I was having an important conversation with my daughter this week when I became very aware that I was not connecting at all with her.  We were standing by a car and I couldn’t find a relaxed, comfortable position.  So instead of really listening to what she was saying, I was focused on where I should put my arms and how I should stand to be comfortable.  In doing so, I felt separate from her and removed from the conversation.

So often when I’m coaching people to be more comfortable when they speaking, they ask me, “what should I do with my hands?”.  Interesting that this is such a universal concern!  My response is that we can’t choreograph our movements ahead of time and that the most natural neutral stance is with our arms down by our side allowing natural gestures to arise in the moment, while also eliminating distracting, unconscious, repetitive movements.

But focusing on our arms and hands will increase our self-consciousness which, in turn, leads to feeling less confident.  It’s really superfluous and not central to what we want to accomplish.  Instead, we need to bring our attention back to our core, our center – to be conscious of self as opposed to self-conscious – and to speak from there.

So instead of thinking about what do to with your hands, try these three levels of awareness:

(c)Copyright: Carla Kimball, 2009

  1. Feel your feet solidly on the ground.  Find your roots.
  2. From that grounded place bring your awareness to your belly, your core, to center yourself.
  3. Then become aware of your back body, your spine, as you bring your attention to your audience.  This will open you up to an expanded sense of the space around you,your place in it, and the people in your audience.

As you speak, your arms and hands then become like branches in a tree.  They are still when there’s no breeze and move gently when the currents of the air (or the subject matter) move them.

More on Obama’s presence

January 26, 2009

Here’s one final thought on Obama’s presence during his inauguration speech.

Think about how you felt while  listening to his speech.  Then read the text of his speech. Do you get the same feeling?

If we go through the various ways we could have taken in his speech, we’d get varying degrees of his presence:

  • Reading the text would capture his ideas.
  • Listening to the speech on the radio, we would get a much greater sense of Obama himself, his rhythm and pacing as he delivered  his words, and a feeling for what he felt was  important through his tone of voice.
  • Watching him speak on TV, we would not only get his ideas and the emphasis he places on different aspects of his talk, but we would also see his stature, his body language, the calm and reassuring demeanor.
  • Sitting in the front row as he delivers the talk would give us the full impact of his talk and his presence which gets conveyed  through a felt sense of the human to human connection with Obama as a person.

And while I’ve heard  people say that there’s nothing exceptional in the words of the text no quotable punch lines I walked away from the speech (having watched it on TV) feeling that this was an important speech. I felt reassured, inspired, and full of a calm certainty that we are in the right hands at this moment in history.

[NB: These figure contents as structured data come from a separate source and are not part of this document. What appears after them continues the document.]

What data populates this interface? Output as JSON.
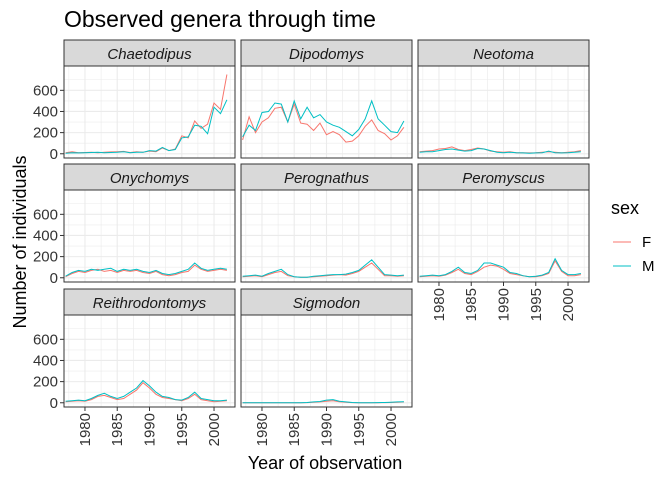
{
  "chart_data": {
    "type": "line",
    "title": "Observed genera through time",
    "xlabel": "Year of observation",
    "ylabel": "Number of individuals",
    "x_ticks": [
      1980,
      1985,
      1990,
      1995,
      2000
    ],
    "y_ticks": [
      0,
      200,
      400,
      600
    ],
    "xlim": [
      1976.75,
      2003.25
    ],
    "ylim": [
      -40,
      830
    ],
    "grid": true,
    "legend": {
      "title": "sex",
      "position": "right"
    },
    "colors": {
      "F": "#F8766D",
      "M": "#00BFC4",
      "panel_bg": "#FFFFFF",
      "strip_bg": "#D9D9D9",
      "grid": "#EBEBEB"
    },
    "years": [
      1977,
      1978,
      1979,
      1980,
      1981,
      1982,
      1983,
      1984,
      1985,
      1986,
      1987,
      1988,
      1989,
      1990,
      1991,
      1992,
      1993,
      1994,
      1995,
      1996,
      1997,
      1998,
      1999,
      2000,
      2001,
      2002
    ],
    "facets": [
      {
        "genus": "Chaetodipus",
        "series": [
          {
            "name": "F",
            "values": [
              10,
              20,
              10,
              12,
              14,
              10,
              15,
              18,
              20,
              22,
              12,
              20,
              15,
              25,
              20,
              55,
              30,
              45,
              170,
              150,
              310,
              240,
              280,
              480,
              420,
              750
            ]
          },
          {
            "name": "M",
            "values": [
              5,
              10,
              8,
              10,
              12,
              14,
              10,
              12,
              14,
              20,
              10,
              15,
              14,
              30,
              25,
              60,
              30,
              40,
              150,
              160,
              270,
              260,
              190,
              440,
              380,
              510
            ]
          }
        ]
      },
      {
        "genus": "Dipodomys",
        "series": [
          {
            "name": "F",
            "values": [
              130,
              350,
              200,
              300,
              340,
              430,
              440,
              300,
              470,
              290,
              280,
              220,
              290,
              180,
              210,
              180,
              110,
              120,
              170,
              260,
              320,
              220,
              190,
              130,
              170,
              250
            ]
          },
          {
            "name": "M",
            "values": [
              160,
              270,
              220,
              390,
              400,
              480,
              470,
              300,
              500,
              330,
              440,
              340,
              370,
              300,
              270,
              250,
              210,
              170,
              230,
              330,
              500,
              330,
              270,
              210,
              200,
              310
            ]
          }
        ]
      },
      {
        "genus": "Neotoma",
        "series": [
          {
            "name": "F",
            "values": [
              20,
              25,
              30,
              45,
              50,
              65,
              40,
              30,
              40,
              55,
              45,
              25,
              20,
              15,
              20,
              10,
              10,
              8,
              10,
              15,
              20,
              15,
              10,
              15,
              20,
              30
            ]
          },
          {
            "name": "M",
            "values": [
              15,
              20,
              20,
              30,
              40,
              45,
              35,
              25,
              30,
              50,
              45,
              30,
              15,
              10,
              15,
              10,
              8,
              5,
              8,
              10,
              25,
              10,
              8,
              10,
              15,
              20
            ]
          }
        ]
      },
      {
        "genus": "Onychomys",
        "series": [
          {
            "name": "F",
            "values": [
              10,
              40,
              60,
              50,
              70,
              80,
              60,
              70,
              50,
              70,
              60,
              70,
              50,
              40,
              60,
              30,
              20,
              30,
              50,
              60,
              120,
              80,
              60,
              70,
              80,
              70
            ]
          },
          {
            "name": "M",
            "values": [
              15,
              50,
              70,
              60,
              80,
              70,
              80,
              90,
              60,
              80,
              70,
              80,
              60,
              50,
              70,
              40,
              30,
              40,
              60,
              80,
              140,
              90,
              70,
              80,
              90,
              80
            ]
          }
        ]
      },
      {
        "genus": "Perognathus",
        "series": [
          {
            "name": "F",
            "values": [
              10,
              15,
              20,
              10,
              30,
              50,
              60,
              20,
              10,
              5,
              5,
              10,
              15,
              20,
              25,
              30,
              25,
              40,
              60,
              100,
              140,
              80,
              20,
              20,
              15,
              20
            ]
          },
          {
            "name": "M",
            "values": [
              15,
              20,
              25,
              15,
              40,
              60,
              80,
              30,
              10,
              5,
              5,
              15,
              20,
              25,
              30,
              30,
              35,
              50,
              70,
              120,
              170,
              100,
              30,
              25,
              20,
              25
            ]
          }
        ]
      },
      {
        "genus": "Peromyscus",
        "series": [
          {
            "name": "F",
            "values": [
              10,
              15,
              20,
              15,
              25,
              50,
              80,
              40,
              30,
              60,
              100,
              120,
              110,
              80,
              40,
              30,
              20,
              10,
              10,
              20,
              40,
              160,
              60,
              20,
              20,
              30
            ]
          },
          {
            "name": "M",
            "values": [
              15,
              20,
              25,
              20,
              30,
              60,
              100,
              50,
              40,
              70,
              140,
              140,
              120,
              100,
              50,
              40,
              20,
              10,
              15,
              25,
              50,
              180,
              70,
              30,
              30,
              40
            ]
          }
        ]
      },
      {
        "genus": "Reithrodontomys",
        "series": [
          {
            "name": "F",
            "values": [
              10,
              15,
              20,
              15,
              30,
              60,
              70,
              50,
              30,
              40,
              80,
              120,
              190,
              140,
              80,
              50,
              40,
              30,
              20,
              40,
              80,
              30,
              20,
              10,
              15,
              20
            ]
          },
          {
            "name": "M",
            "values": [
              15,
              20,
              25,
              20,
              40,
              70,
              90,
              60,
              40,
              60,
              100,
              140,
              210,
              160,
              100,
              60,
              50,
              30,
              25,
              50,
              100,
              40,
              30,
              20,
              20,
              25
            ]
          }
        ]
      },
      {
        "genus": "Sigmodon",
        "series": [
          {
            "name": "F",
            "values": [
              0,
              0,
              0,
              0,
              0,
              0,
              0,
              0,
              0,
              0,
              2,
              5,
              8,
              15,
              20,
              10,
              5,
              2,
              1,
              1,
              0,
              1,
              2,
              3,
              5,
              8
            ]
          },
          {
            "name": "M",
            "values": [
              0,
              0,
              0,
              0,
              0,
              0,
              0,
              0,
              0,
              0,
              3,
              8,
              12,
              25,
              30,
              15,
              8,
              3,
              1,
              1,
              0,
              2,
              3,
              5,
              8,
              10
            ]
          }
        ]
      }
    ]
  }
}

And, I got this far more from Obama’s presence than his words.  I only wish I could have been there in person.

I’d be interested to hear from those of you who were there and able to watch him in person.

Inauguration Presence

January 21, 2009

The epitome of true leadership presence!

Presence is about so much more than the words that we speak.  Yesterday we had several exquisite examples of real presence. Barak Obama and Elizabeth Alexander were the most compelling for me.

Barack Obama: Most people pay attention to his words because they are so riveting. I’m curious about how he conveys his presence. Check out the video on YouTube (for some reason I couldn’t copy it to this site).  He begins to speak at 2:40 min.  Notice how comfortable he is in his own skin, how he carries himself.  Notice the silences, the pauses between important points.  Notice how deliberate he is as he articulates his words.  What else do you see that’s beyond the words themselves that conveys that this man is a great leader?

Elizabeth Alexander: Inauguration Poet (video below)
Watch how she let’s herself fully arrive in front of the audience before she begins.  She takes a breath.  She looks out at the audience.   And, then she begins to speak.  She too, in a different way, speaks with such deliberate phrasing.  I know she is reciting poetry, but I think that there’s something we can learn about leadership presence from how she delivered those words.